Peter Guthrie Tait1 to Faraday   26 November 1860

College, Edinburgh, | Novr. 26th. 1860.

My dear Sir,

The enclosed note from Dr. Andrews2 will inform you of my desire to be permitted to trouble you at some future time with a question which can only (if at all) be answered by experience such as yours. It relates to the Optical effects of Magnetism - but, on account of the arduous duties of my new position, my experiments have not yet been so far extended as to enable me to put it very definitely.

Meanwhile I venture to ask you to be kind enough to read at your leisure the latter part of my Inaugural Address, a copy of which you will receive with this, and to inform me whether you consider that I have fairly presented the point at issue between you and the pure mathematicians as to the Conservation of Force3.

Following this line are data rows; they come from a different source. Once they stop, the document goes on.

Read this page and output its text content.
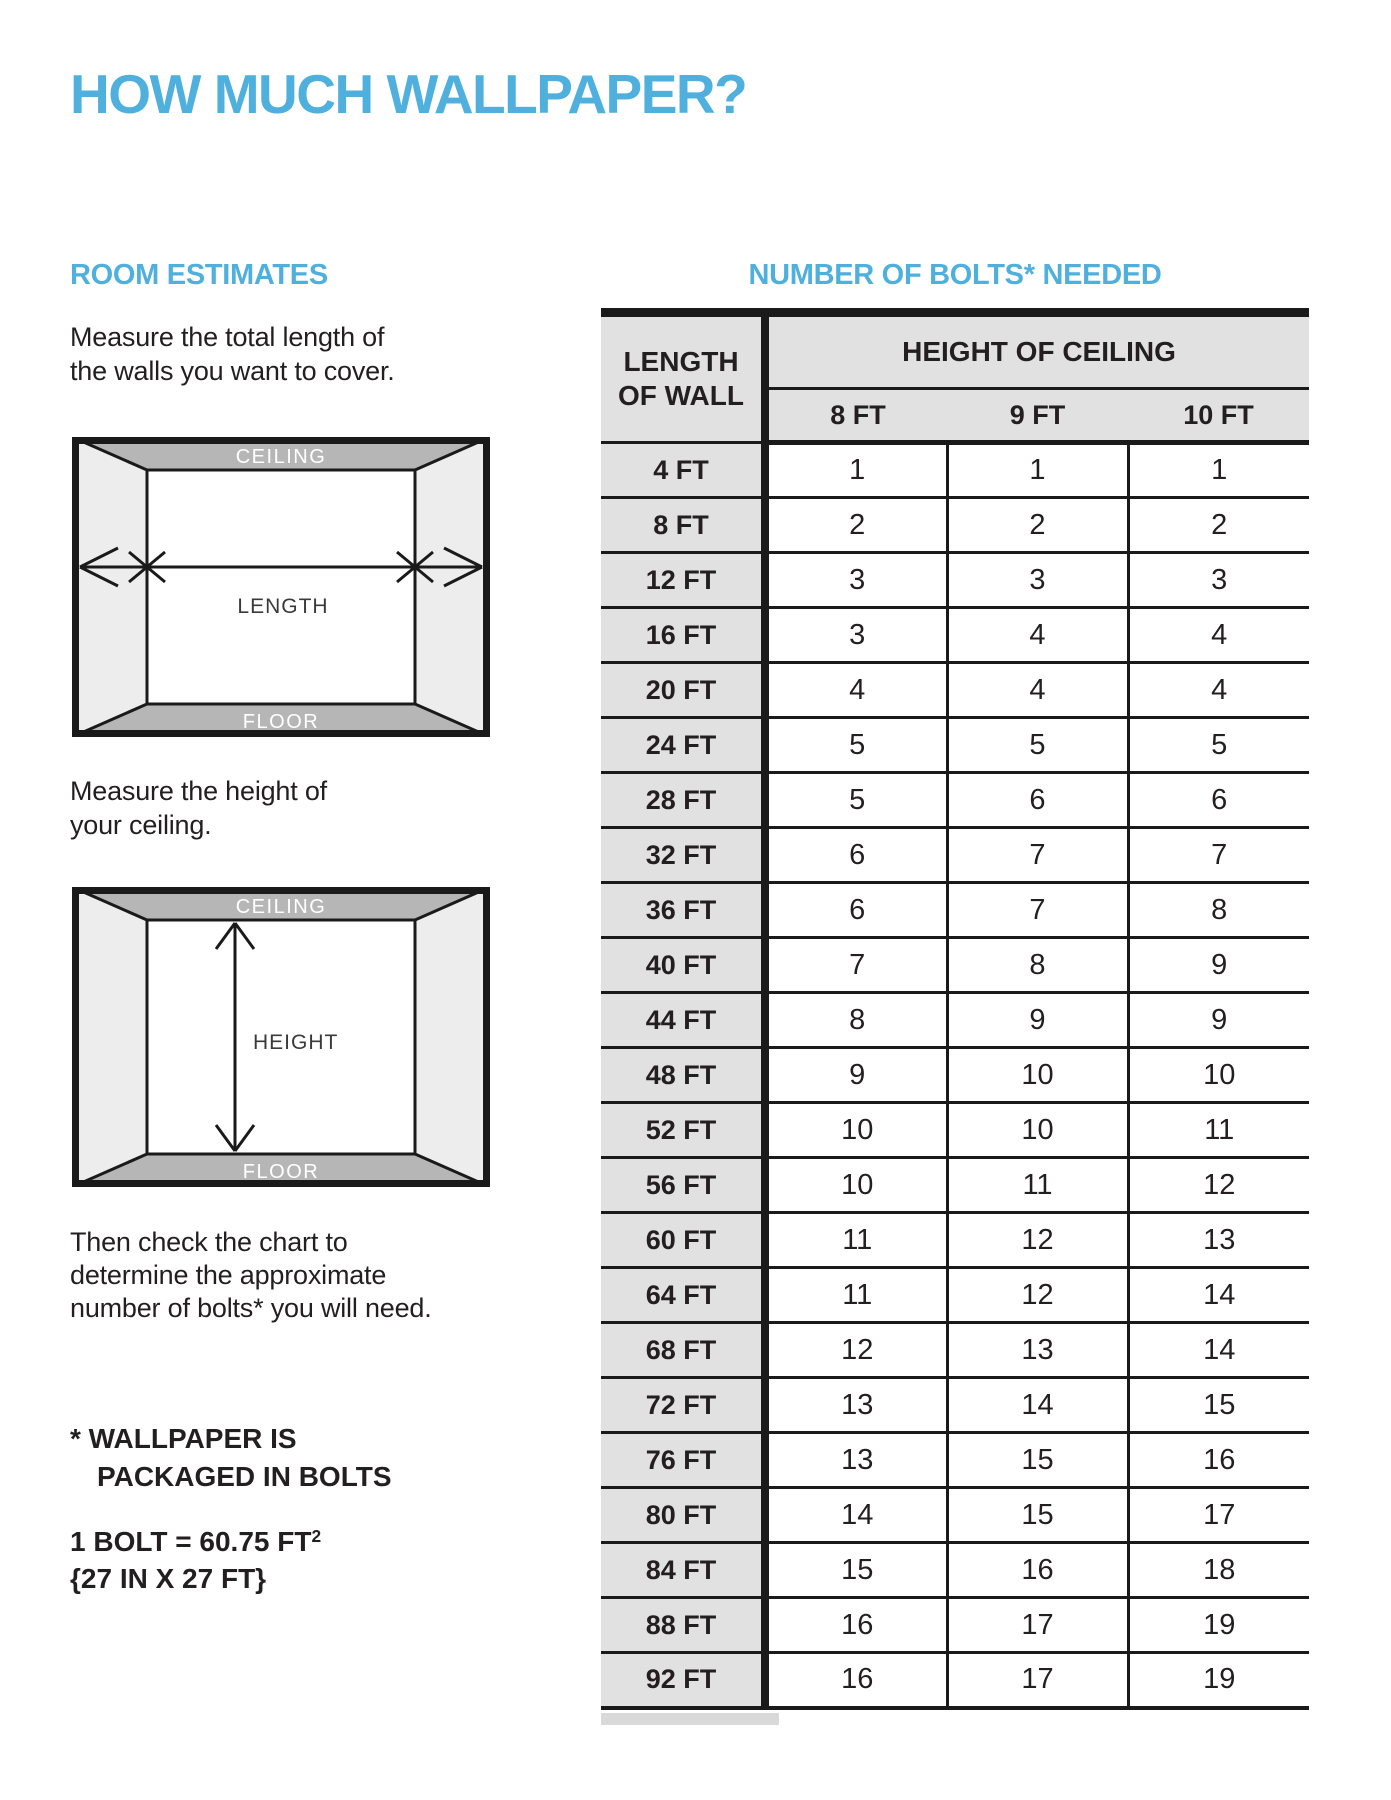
HOW MUCH WALLPAPER?
ROOM ESTIMATES	NUMBER OF BOLTS* NEEDED

Measure the total length of
the walls you want to cover.

CEILING
FLOOR
LENGTH

Measure the height of
your ceiling.

CEILING
FLOOR
HEIGHT

Then check the chart to
determine the approximate
number of bolts* you will need.

* WALLPAPER IS
PACKAGED IN BOLTS
1 BOLT = 60.75 $FT^2$
{27 IN X 27 FT}
LENGTH
OF WALL	HEIGHT OF CEILING		
	8 FT	9 FT	10 FT
4 FT	1	1	1
8 FT	2	2	2
12 FT	3	3	3
16 FT	3	4	4
20 FT	4	4	4
24 FT	5	5	5
28 FT	5	6	6
32 FT	6	7	7
36 FT	6	7	8
40 FT	7	8	9
44 FT	8	9	9
48 FT	9	10	10
52 FT	10	10	11
56 FT	10	11	12
60 FT	11	12	13
64 FT	11	12	14
68 FT	12	13	14
72 FT	13	14	15
76 FT	13	15	16
80 FT	14	15	17
84 FT	15	16	18
88 FT	16	17	19
92 FT	16	17	19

Believe me to be | Very sincerely yours | Peter G. Tait.

M. Faraday Esqr. D.C.L.

Peter Guthrie Tait (1831–1901, ODNB). Professor of Natural Philosophy, University of Edinburgh, 1860–1901.
Thomas Andrews (1813–1885, ODNB). Professor of Chemistry at Queen’s College, Belfast, 1845–1879.
Tait (1860), 32-4.

Bibliography

TAIT, Peter Guthrie (1860): The Position and Prospects of Physical Science. A Public Inaugural Lecture delivered on November 7, 1860, Edinburgh.